Monday, November 10, 2025

Stan Brakhage | The Extraordinary Child / 1954

escape from stereotype

by Douglas Messerli

 

Stan Brakhage (scenarist and director) The Extraordinary Child / 1954

 

Unlike his previous two films, in Stan Brakhage’s domestic comedy The Extraordinary Child of 1954 contains no angst-driven or sexually confused young men. The central figure of this Ionesco-like work Mr. (Larry Jordan) has married the Mrs. (Yvonne Fair) nine months earlier and now have a “blessed event” of a child.

    The doctor (Robert Benson) arrives, presumably to help in the birth or perhaps just to check up on the baby, only to discover the baby in the carriage (Walt Newcomb) is a full-grown adult dressed up in a diaper, the Mrs. madly leafing through the bureau drawers presumably to find a clean diaper, and the father, with another friend (Stan Brakhage) playing poker.

     At first, in fact, the father cannot even find his son, and when the mother rolls the child, sitting up in the carriage, the doctor is shocked, but quite disgusted.


 


     Mrs., however, sees quite proud of the wee-one, showing off the baby and her figure simultaneously. The doctor attempts to make a quick get-away, but Mr. and his poker-playing buddy quickly run after him, bringing him back and sitting him down to their table to play poker.

     In the interim, the baby has rocked his carriage into another room where he has tipped over his baby buggy and crawled out onto the floor.

      The mother, realizing the carriage is no longer where she left it begins a search of the rooms and closets for the child, while the men continue their game, accompanied by cigars and whisky, representing behavior that might be perceived as the stereotype of working-class heterosexuals, a scene right of out the end of Tennessee Williams’ A Streetcar Named Desire, when Stan, Mitch, and others have gathered to play their weekly poker game at the very same moment that the folk from the mental institution have come to cart Blanche DuBois off.*


      The comparison is an apt one, particularly when Mrs. is now so distraught for having lost her baby that she wanders around the room as she were in a mad trance, seeming to call for him almost as she did for the boys at the end of Unglassed Windows.

      The baby has found it’s way under the poker table and as if he were performing in a W. C. Fields film, begins to torture the adults, first by stealing, one by one, three cigars from his father’s left hand as it hangs in space.


        Not only does he smoke the cigars, first puffing on them one by one and then all three together, but he eats them. He returns to plays with the whiskey bottle which totters between his father and his own greedy hands.
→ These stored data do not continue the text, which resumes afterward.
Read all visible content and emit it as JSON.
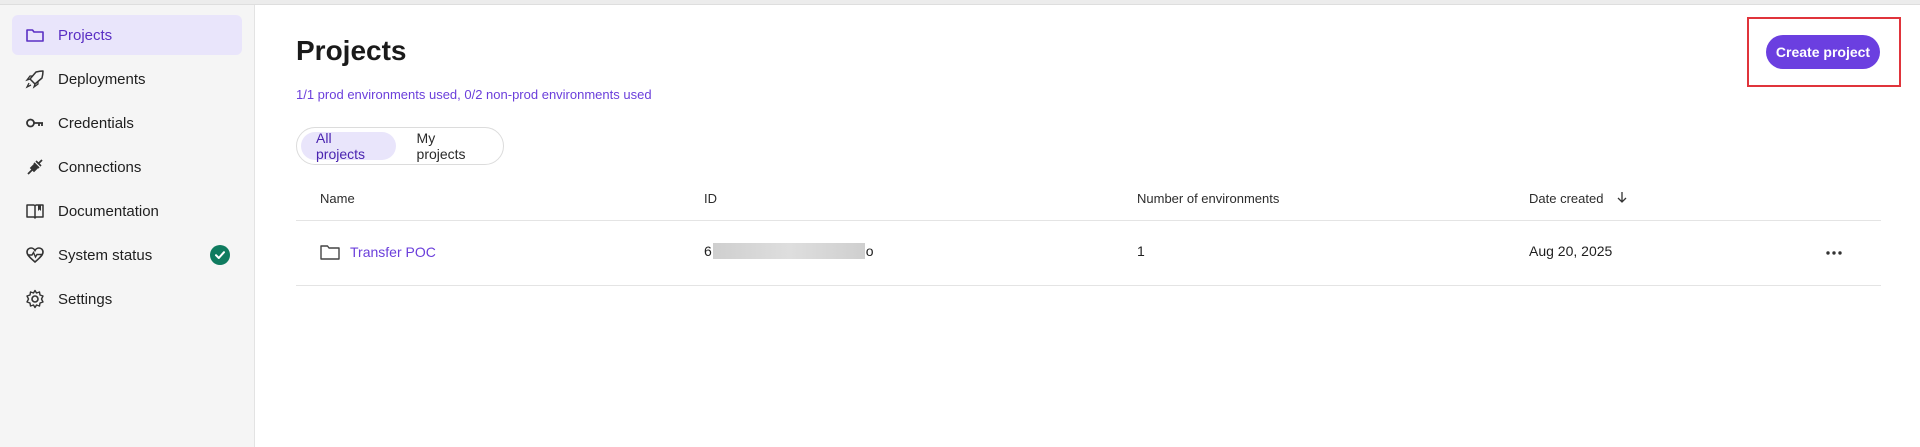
{
  "sidebar": {
    "items": [
      {
        "label": "Projects",
        "icon": "folder-icon",
        "active": true
      },
      {
        "label": "Deployments",
        "icon": "rocket-icon"
      },
      {
        "label": "Credentials",
        "icon": "key-icon"
      },
      {
        "label": "Connections",
        "icon": "plug-icon"
      },
      {
        "label": "Documentation",
        "icon": "book-icon"
      },
      {
        "label": "System status",
        "icon": "heartbeat-icon",
        "status": "check-circle-icon"
      },
      {
        "label": "Settings",
        "icon": "gear-icon"
      }
    ]
  },
  "page": {
    "title": "Projects",
    "usage": "1/1 prod environments used, 0/2 non-prod environments used",
    "create_label": "Create project"
  },
  "tabs": [
    {
      "label": "All projects",
      "active": true
    },
    {
      "label": "My projects",
      "active": false
    }
  ],
  "table": {
    "headers": {
      "name": "Name",
      "id": "ID",
      "envs": "Number of environments",
      "date": "Date created"
    },
    "rows": [
      {
        "name": "Transfer POC",
        "id_start": "6",
        "id_end": "o",
        "envs": "1",
        "date": "Aug 20, 2025"
      }
    ]
  },
  "colors": {
    "accent": "#6b3fe0",
    "active_bg": "#e9e5fb",
    "status_ok": "#0f7b5f",
    "highlight": "#e0343b"
  }
}
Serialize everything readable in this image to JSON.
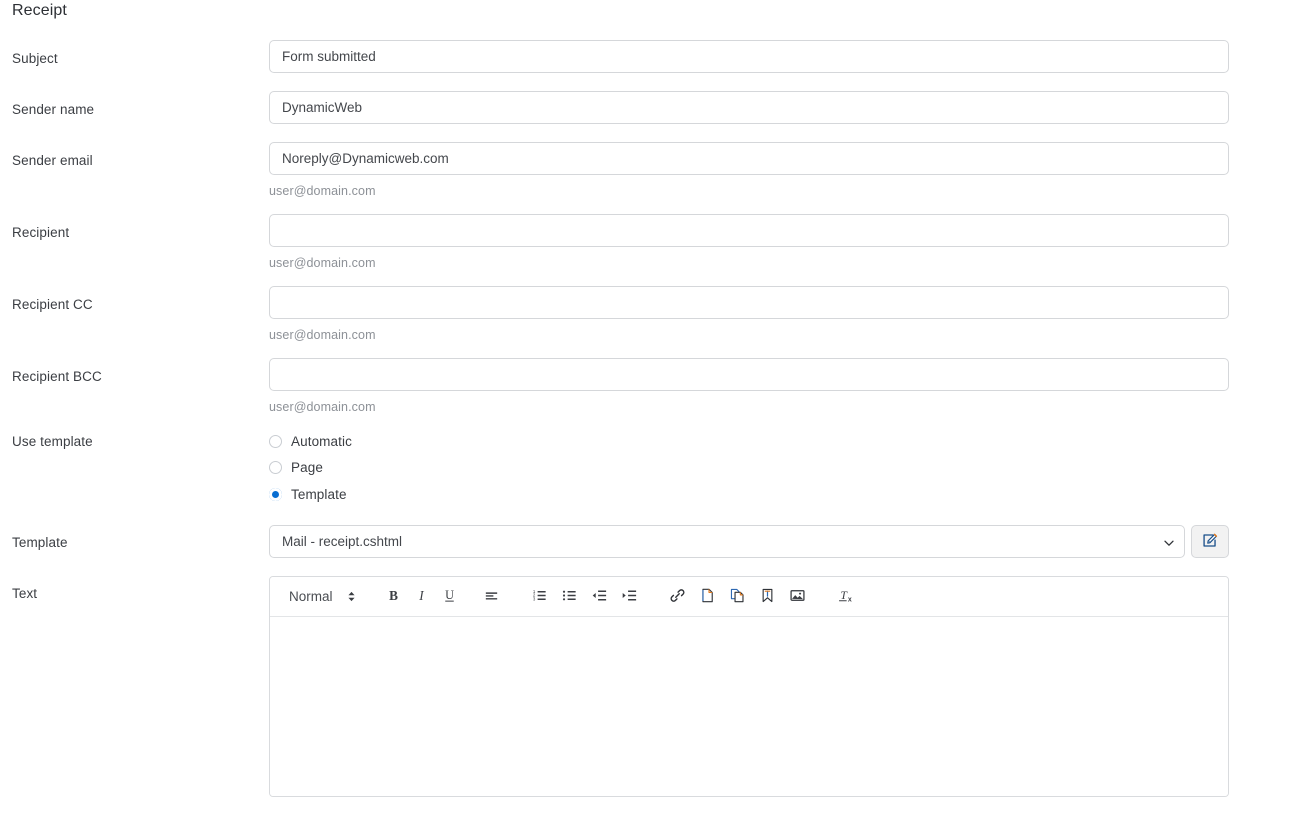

        When tired of that he levitates the entire table, the men finally standing in startlement. The baby quickly crawls back into the bedroom from where, when the mother finally having come out of her trance, moves toward it, he tosses out everything he can lay his hands on. All four adults stand outside the bedroom door, which they have now closed for protection, afraid of entering it. When Brakhage turns to look back into the room, the brat has climbed to the small ceiling chandelier where he pulls out a light bulb, sending the room into half-darkness, as the figures stumble around the space gesticulating madly and spinning about as if they have all gone mad.


        The horrified doctor grabs his bag, and makes to escape, while Mr. screws the light bulb back in the ceiling lamp. Once her eyes have become reaccustomed to the light, the mother looks across the room to discover, in horror, a piece of cardboard upon which the child has scrawled a message: “running away from home —baby

 


     As the doctor gets into his car and pulls out of the space, we see that the tyke is sitting on the bumper, with his holding onto the latch of the car trunk.

     One almost has to ask, “Is this the child, full grown, who his parents years later discover on the bridge in Interim, bringing the car to a screeching halt?” If so, it’s clear that their dear child wanted absolutely nothing to do with stereotype of heterosexual normality he witnessed as a baby of this American couple.

     Newcomb, if you recall, also played the bookish boy in Unglassed Windows Cast a Terrible Reflection, which might illuminate the state of mind of the character if we see this as his childhood manifestation. It may be ridiculous to do so, particularly given Brakhage’s impending abandonment of most narrative, but it is difficult not to make connections between these early atypical works of his art.

 

*The 1951 film of A Streetcar was still very much in the minds of US film-goers in 1954, when Brakhage’s film was made.

 

Los Angeles, July 4, 2016

Reprinted from International Cinema Review (July 2016).